Matt Davis, a researcher at the MRC Cognition and Brain Sciences Unit at Cambridge University, helped us sort it out. Here’s what Davis believes the email got right: unless you have a rare brain disorder, people read words as whole units, not letter-by-letter. That’s one of the factors explaining why we can “magically” read the message.

There’s a reason we call them “sight words.” Here are some great sight word activities to help your child learn to read and write.

But here’s where Davis reminds us why the daily Word Jumble still manages to scramble our brains for breakfast. That trending email led us to believe all we need is for “the first and last letters to be in the right place” and nothing else matters. However, it’s much more complicated than that.

What makes a scrambled word easier to read?

Here are some other factors a jumbled passage needs in order for most people to easily read it:

1. The words need to be relatively short.
2. Function words (be, the, a, and other words that provide grammatical structure) can’t be jumbled, or else the reader will likely struggle.
3. Switching (or transposing) the letters makes a big difference. Letters beside each other in a word can be switched without much creating much difficulty for the reader. When letters farther apart are switched, it’s harder. For example, look at porbelm vs. pelborm (for “problem”).
4. We understand scrambled words better when their sounds are preserved: toatl vs. talot (for “total”).
5. Here’s a big one: the passage is readable because it’s predictable—that is, the topic is logically explained, with context providing very good clues about what words will be used.

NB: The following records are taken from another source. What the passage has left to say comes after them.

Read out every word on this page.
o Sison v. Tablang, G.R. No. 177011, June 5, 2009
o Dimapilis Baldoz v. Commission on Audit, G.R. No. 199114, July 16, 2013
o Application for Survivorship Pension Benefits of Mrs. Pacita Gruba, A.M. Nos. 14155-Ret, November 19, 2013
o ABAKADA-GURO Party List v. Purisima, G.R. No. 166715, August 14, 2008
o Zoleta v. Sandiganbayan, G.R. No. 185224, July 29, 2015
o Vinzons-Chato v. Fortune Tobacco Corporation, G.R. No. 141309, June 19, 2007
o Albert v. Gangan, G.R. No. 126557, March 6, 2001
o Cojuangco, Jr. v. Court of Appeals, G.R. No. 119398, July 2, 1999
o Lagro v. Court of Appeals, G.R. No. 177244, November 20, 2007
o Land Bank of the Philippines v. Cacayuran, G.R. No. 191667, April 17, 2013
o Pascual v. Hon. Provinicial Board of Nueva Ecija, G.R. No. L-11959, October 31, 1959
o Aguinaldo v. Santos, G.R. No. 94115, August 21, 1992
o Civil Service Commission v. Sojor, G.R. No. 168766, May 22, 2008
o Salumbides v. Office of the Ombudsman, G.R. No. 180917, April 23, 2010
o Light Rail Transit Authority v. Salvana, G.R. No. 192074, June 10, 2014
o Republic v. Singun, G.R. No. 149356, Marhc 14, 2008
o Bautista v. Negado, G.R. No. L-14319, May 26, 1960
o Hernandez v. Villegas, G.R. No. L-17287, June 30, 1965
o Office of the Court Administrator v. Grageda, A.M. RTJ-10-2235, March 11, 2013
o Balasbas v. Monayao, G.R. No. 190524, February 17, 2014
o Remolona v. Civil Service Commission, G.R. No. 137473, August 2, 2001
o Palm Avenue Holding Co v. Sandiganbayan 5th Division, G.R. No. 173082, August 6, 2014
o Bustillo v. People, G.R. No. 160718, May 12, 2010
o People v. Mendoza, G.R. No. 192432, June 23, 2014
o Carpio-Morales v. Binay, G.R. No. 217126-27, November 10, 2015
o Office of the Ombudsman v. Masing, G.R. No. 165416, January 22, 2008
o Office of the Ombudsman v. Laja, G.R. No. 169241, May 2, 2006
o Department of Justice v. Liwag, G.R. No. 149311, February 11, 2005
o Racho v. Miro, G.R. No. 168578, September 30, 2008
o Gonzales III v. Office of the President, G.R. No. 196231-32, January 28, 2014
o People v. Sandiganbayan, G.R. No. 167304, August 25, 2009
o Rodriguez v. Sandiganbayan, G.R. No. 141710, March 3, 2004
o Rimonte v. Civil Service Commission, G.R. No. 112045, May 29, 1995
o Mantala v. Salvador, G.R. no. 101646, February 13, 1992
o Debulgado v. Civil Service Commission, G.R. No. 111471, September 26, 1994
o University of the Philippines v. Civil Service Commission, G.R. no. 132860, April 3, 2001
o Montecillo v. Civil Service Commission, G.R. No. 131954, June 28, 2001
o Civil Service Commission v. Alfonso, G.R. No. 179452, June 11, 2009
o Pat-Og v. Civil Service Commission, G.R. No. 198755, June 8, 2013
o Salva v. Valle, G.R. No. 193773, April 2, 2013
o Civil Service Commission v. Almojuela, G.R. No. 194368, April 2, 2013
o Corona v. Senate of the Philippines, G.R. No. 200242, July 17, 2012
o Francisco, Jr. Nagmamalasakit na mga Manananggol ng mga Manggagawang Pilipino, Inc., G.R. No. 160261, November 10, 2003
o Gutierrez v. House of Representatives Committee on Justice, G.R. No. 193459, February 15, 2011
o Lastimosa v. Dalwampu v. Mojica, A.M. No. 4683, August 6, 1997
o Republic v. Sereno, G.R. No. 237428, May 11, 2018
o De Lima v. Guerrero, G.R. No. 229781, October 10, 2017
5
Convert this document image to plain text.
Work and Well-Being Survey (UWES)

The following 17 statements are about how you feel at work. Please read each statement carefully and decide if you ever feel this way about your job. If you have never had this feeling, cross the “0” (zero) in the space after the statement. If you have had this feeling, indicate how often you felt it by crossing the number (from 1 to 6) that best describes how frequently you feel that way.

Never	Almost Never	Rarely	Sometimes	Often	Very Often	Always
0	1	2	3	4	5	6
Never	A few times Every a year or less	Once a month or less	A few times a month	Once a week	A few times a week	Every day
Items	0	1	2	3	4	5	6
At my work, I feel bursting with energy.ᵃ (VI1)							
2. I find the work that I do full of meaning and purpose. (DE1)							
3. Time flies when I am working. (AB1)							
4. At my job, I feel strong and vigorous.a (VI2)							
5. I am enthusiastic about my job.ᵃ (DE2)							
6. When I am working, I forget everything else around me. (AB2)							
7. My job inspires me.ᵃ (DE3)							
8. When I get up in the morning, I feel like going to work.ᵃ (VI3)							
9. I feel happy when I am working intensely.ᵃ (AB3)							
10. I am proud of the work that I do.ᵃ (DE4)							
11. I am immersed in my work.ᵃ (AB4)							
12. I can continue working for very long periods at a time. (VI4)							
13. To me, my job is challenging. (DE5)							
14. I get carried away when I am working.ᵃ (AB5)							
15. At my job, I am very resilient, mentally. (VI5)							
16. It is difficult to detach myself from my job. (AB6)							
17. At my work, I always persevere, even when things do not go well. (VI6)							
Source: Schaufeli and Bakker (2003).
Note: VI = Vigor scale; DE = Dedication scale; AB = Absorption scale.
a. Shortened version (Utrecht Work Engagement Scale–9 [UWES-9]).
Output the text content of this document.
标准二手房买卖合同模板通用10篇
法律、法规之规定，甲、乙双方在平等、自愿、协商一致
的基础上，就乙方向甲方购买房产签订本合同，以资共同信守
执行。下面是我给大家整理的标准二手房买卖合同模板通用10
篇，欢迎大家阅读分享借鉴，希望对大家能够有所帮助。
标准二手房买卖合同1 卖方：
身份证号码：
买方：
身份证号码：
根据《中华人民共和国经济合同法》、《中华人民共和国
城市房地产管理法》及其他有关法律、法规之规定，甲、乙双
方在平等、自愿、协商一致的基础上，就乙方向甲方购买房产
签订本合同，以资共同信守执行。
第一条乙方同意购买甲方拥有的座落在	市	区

Other factors play into it as well, like preserving double letters. For example, in the word according, the scrambled email keeps the cc intact (“aoccdrnig”). Double letters are contextual markers that give good hints. When we scramble it up in another way (such as “ancdircog”), it can be much less recognizable.

All told, we’re code-making machines (we speak the code of English) and we’re wired to find meaning in text, in part by looking at contextual cues. However, the codes can only be scrambled so much before we get lost.

Research shows that typos definitely interfere with reading speed. (There’s a reason we have spell-checkers!) Tricky jumble puzzles that can take hours to complete also prove that, in the end, letter order and spelling can absolutely make or break our comprehension of a word.